Quant à l'autre fonction du secrétaire perpétuel, celle de prononcer annuellement l'éloge d'un Académicien décédé, Arago a rempli ce devoir comme il remplissait tous les autres, avec une incontestable supériorité. Ce n'étaient pas de simples éloges, mais la vie elle-même qu'il racontait avec une admirable appréciation des travaux accomplis. C'est ainsi qu'il a écrit la vie de Fresnel, de Volta, de Young, de Fourier, d'Ampère, de Watt, de Carnot, de Condorcet, de Bailly, de Monge, de Poisson, de Gay-Lussac, de Malus.

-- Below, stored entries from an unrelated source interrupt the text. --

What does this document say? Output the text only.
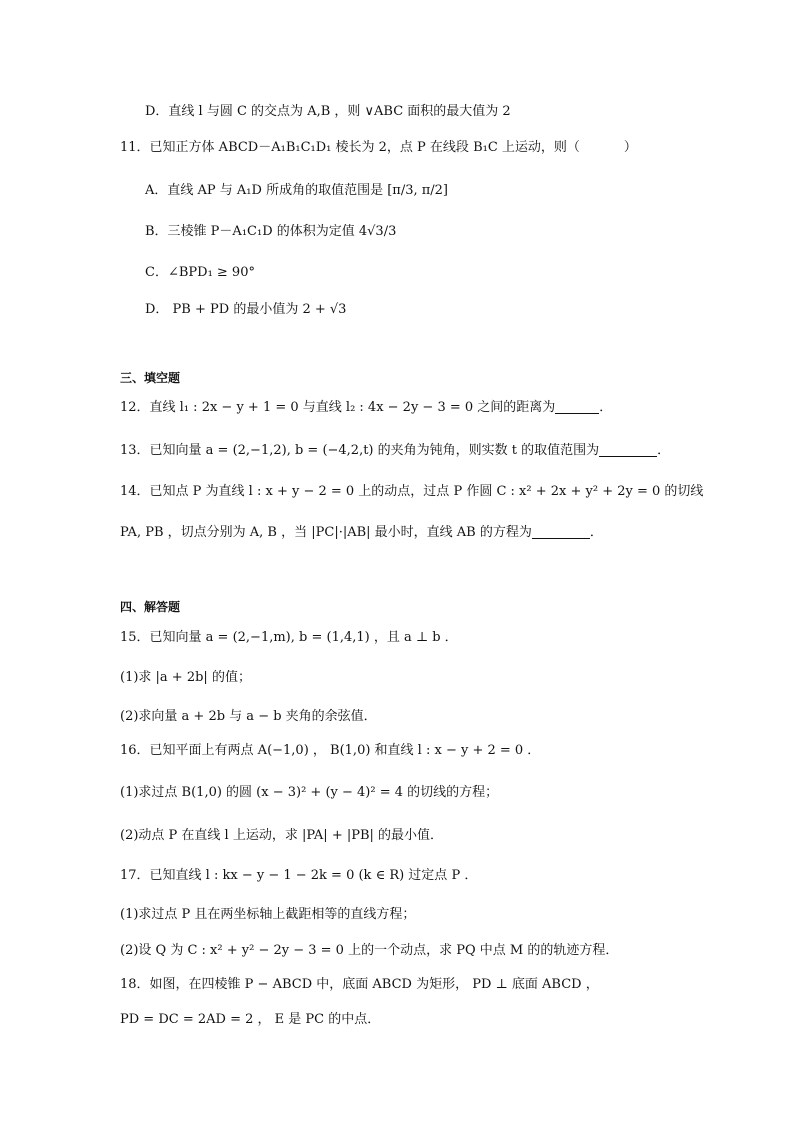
D．直线 l 与圆 C 的交点为 A,B ，则 ∨ABC 面积的最大值为 2
11．已知正方体 ABCD－A₁B₁C₁D₁ 棱长为 2，点 P 在线段 B₁C 上运动，则（	）
A．直线 AP 与 A₁D 所成角的取值范围是 [π/3, π/2]
B．三棱锥 P－A₁C₁D 的体积为定值 4√3/3
C．∠BPD₁ ≥ 90°
D． PB + PD 的最小值为 2 + √3
三、填空题
12．直线 l₁ : 2x − y + 1 = 0 与直线 l₂ : 4x − 2y − 3 = 0 之间的距离为	．
13．已知向量 a = (2,−1,2), b = (−4,2,t) 的夹角为钝角，则实数 t 的取值范围为	．
14．已知点 P 为直线 l : x + y − 2 = 0 上的动点，过点 P 作圆 C : x² + 2x + y² + 2y = 0 的切线
PA, PB ，切点分别为 A, B ，当 |PC|·|AB| 最小时，直线 AB 的方程为	．
四、解答题
15．已知向量 a = (2,−1,m), b = (1,4,1) ，且 a ⊥ b ．
(1)求 |a + 2b| 的值；
(2)求向量 a + 2b 与 a − b 夹角的余弦值．
16．已知平面上有两点 A(−1,0) ， B(1,0) 和直线 l : x − y + 2 = 0 ．
(1)求过点 B(1,0) 的圆 (x − 3)² + (y − 4)² = 4 的切线的方程；
(2)动点 P 在直线 l 上运动，求 |PA| + |PB| 的最小值．
17．已知直线 l : kx − y − 1 − 2k = 0 (k ∈ R) 过定点 P ．
(1)求过点 P 且在两坐标轴上截距相等的直线方程；
(2)设 Q 为 C : x² + y² − 2y − 3 = 0 上的一个动点，求 PQ 中点 M 的的轨迹方程．
18．如图，在四棱锥 P − ABCD 中，底面 ABCD 为矩形， PD ⊥ 底面 ABCD ，
PD = DC = 2AD = 2 ， E 是 PC 的中点．
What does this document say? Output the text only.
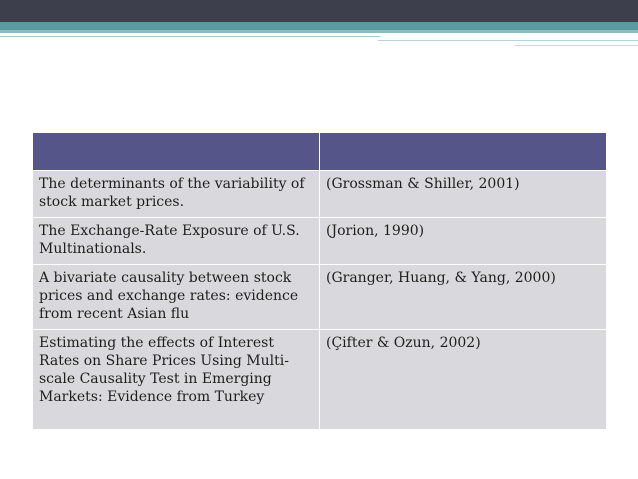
The determinants of the variability of stock market prices.	(Grossman & Shiller, 2001)
The Exchange-Rate Exposure of U.S. Multinationals.	(Jorion, 1990)
A bivariate causality between stock prices and exchange rates: evidence from recent Asian flu	(Granger, Huang, & Yang, 2000)
Estimating the effects of Interest Rates on Share Prices Using Multi-scale Causality Test in Emerging Markets: Evidence from Turkey	(Çifter & Ozun, 2002)
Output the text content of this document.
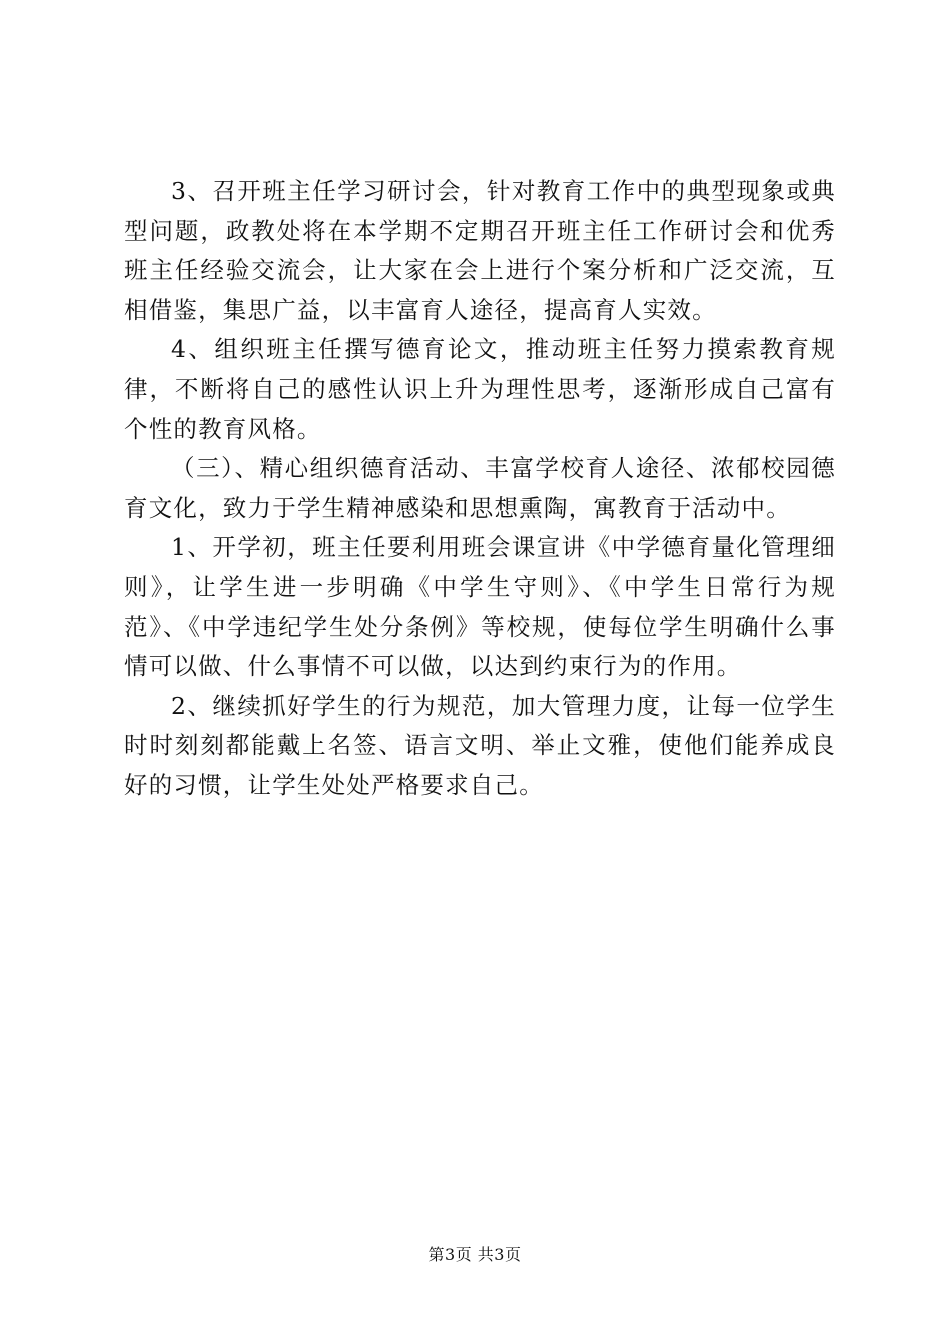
3、召开班主任学习研讨会，针对教育工作中的典型现象或典型问题，政教处将在本学期不定期召开班主任工作研讨会和优秀班主任经验交流会，让大家在会上进行个案分析和广泛交流，互相借鉴，集思广益，以丰富育人途径，提高育人实效。

4、组织班主任撰写德育论文，推动班主任努力摸索教育规律，不断将自己的感性认识上升为理性思考，逐渐形成自己富有个性的教育风格。

（三）、精心组织德育活动、丰富学校育人途径、浓郁校园德育文化，致力于学生精神感染和思想熏陶，寓教育于活动中。

1、开学初，班主任要利用班会课宣讲《中学德育量化管理细则》，让学生进一步明确《中学生守则》、《中学生日常行为规范》、《中学违纪学生处分条例》等校规，使每位学生明确什么事情可以做、什么事情不可以做，以达到约束行为的作用。

2、继续抓好学生的行为规范，加大管理力度，让每一位学生时时刻刻都能戴上名签、语言文明、举止文雅，使他们能养成良好的习惯，让学生处处严格要求自己。

第3页 共3页
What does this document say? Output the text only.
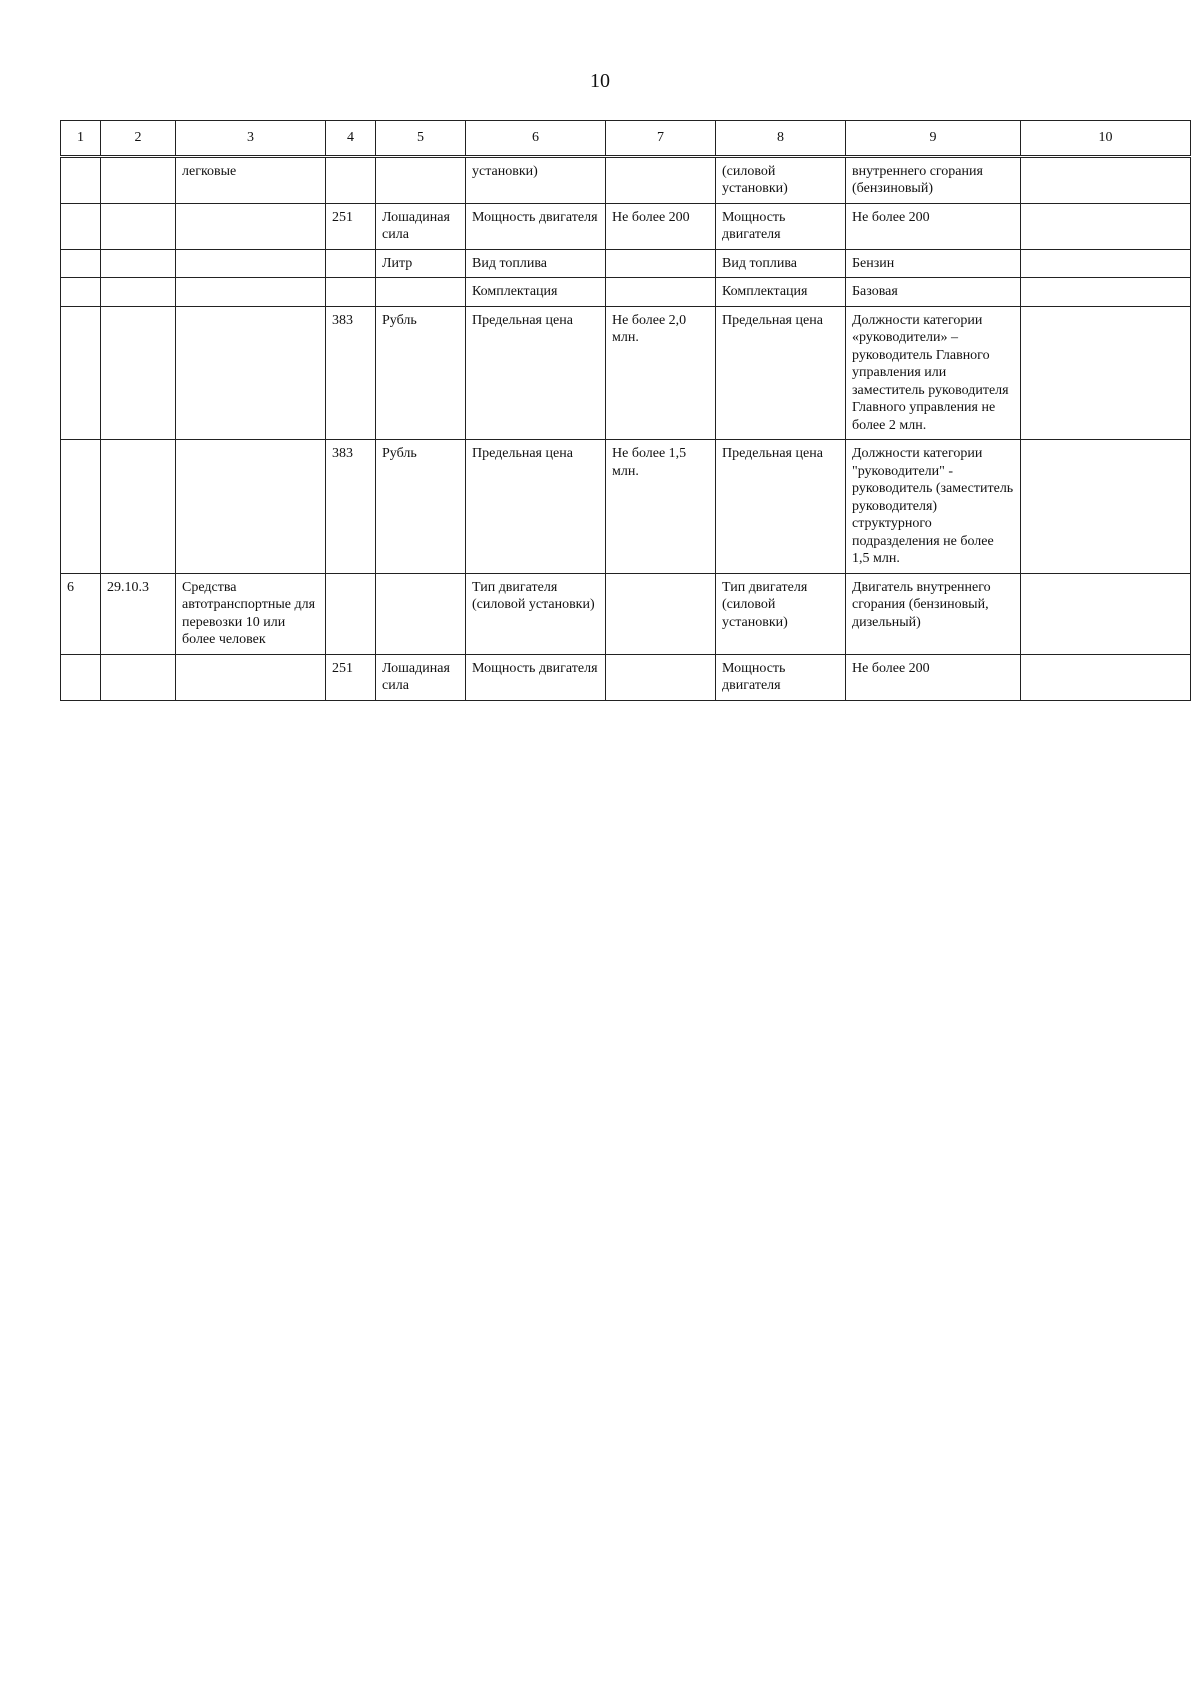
10
1	2	3	4	5	6	7	8	9	10
		легковые			установки)		(силовой установки)	внутреннего сгорания (бензиновый)	
			251	Лошадиная сила	Мощность двигателя	Не более 200	Мощность двигателя	Не более 200	
				Литр	Вид топлива		Вид топлива	Бензин	
					Комплектация		Комплектация	Базовая	
			383	Рубль	Предельная цена	Не более 2,0 млн.	Предельная цена	Должности категории «руководители» – руководитель Главного управления или заместитель руководителя Главного управления не более 2 млн.	
			383	Рубль	Предельная цена	Не более 1,5 млн.	Предельная цена	Должности категории "руководители" - руководитель (заместитель руководителя) структурного подразделения не более 1,5 млн.	
6	29.10.3	Средства автотранспортные для перевозки 10 или более человек			Тип двигателя (силовой установки)		Тип двигателя (силовой установки)	Двигатель внутреннего сгорания (бензиновый, дизельный)	
			251	Лошадиная сила	Мощность двигателя		Мощность двигателя	Не более 200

« Dès qu'il parut, a dit M. Flourens, son collègue au poste de secrétaire perpétuel, une vie plus active sembla circuler dans l'Académie. Il savait, par une familiarité pleine de séduction dans un homme supérieur, gagner la confiance et se concilier les adhésions les plus vives; ce don, cet art du succès, il le mit tout entier au service du corps dont il était devenu l'organe. Jamais l'action de l'Académie n'avait paru aussi puissante. Les Sciences semblèrent jeter un éclat inaccoutumé et répandre avec plus d'abondance leur bienfaisante lumière sur toutes les forces productives de notre pays. »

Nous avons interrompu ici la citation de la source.